The experimental procedure is as follows. Annular remolded soil samples of 5 mm thickness and with inner and outer diameters of 20 and 50 mm, respectively, are confined radially between concentric rings. The samples are compressed vertically between porous bronze loading plates by means of a lever loading system and kept under full seawater saturation during the whole test to ensure the appropriate hydration state for hydrous clay minerals in a marine environment (e.g., Kopf and Brown, 2003). One full test consisted of up to five incremental loading steps (0.962, 1.914, 3.817, 7.624, and 15.237 MPa). Each step was preceded by at least 12 h of consolidation. This is necessary to eliminate effects on the shear strength of the tested material by incompressible pore water to be able to study the influence of mineralogy and granular structure on friction and strength. Following consolidation, shearing was performed at four different velocities: 0.005, 0.014, 0.18, and 1.8 mm/min.

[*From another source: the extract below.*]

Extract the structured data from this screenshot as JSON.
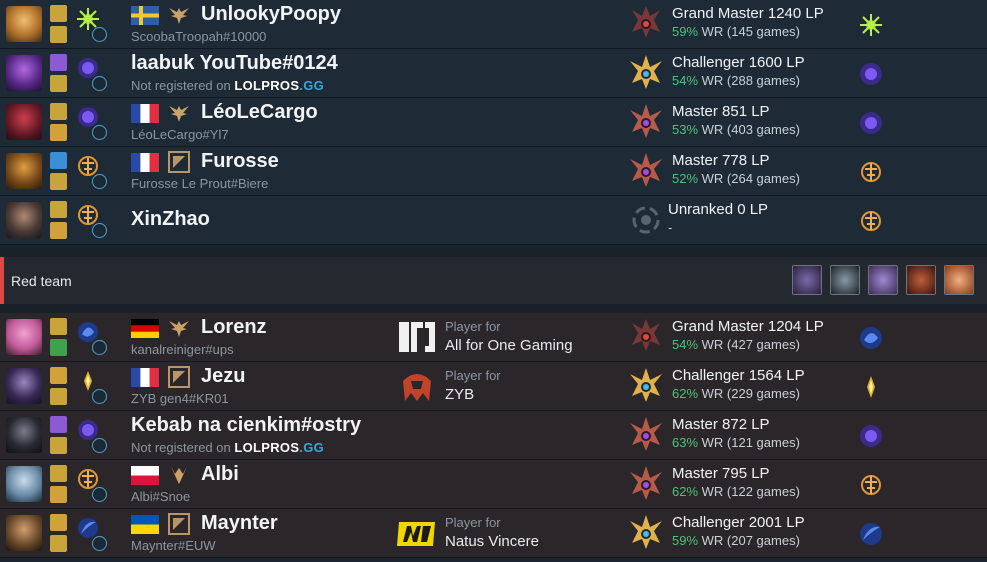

Shearing is induced by torsion of the basal plate and the lower platen by a motor and gearbox. The settling of the upper plate during consolidation and shear was recorded by a displacement transducer on the top of the load hanger. Torque transmitted through the sample was recorded by a pair of matched load-recording proving rings bearing on a cross arm. The principal advantage of ring shear testing in comparison to direct shear testing (e.g., Berg, 1971) is the possibility to carry out isochoric simple shear to quasi-infinite strain. In nature, this is the case along the failure plane of a landslide or in a fault zone. Shearing at different shear velocities was used to determine the velocity dependence of friction, giving information about the weakening or strengthening capabilities of the tested material (e.g., Scholz, 1998).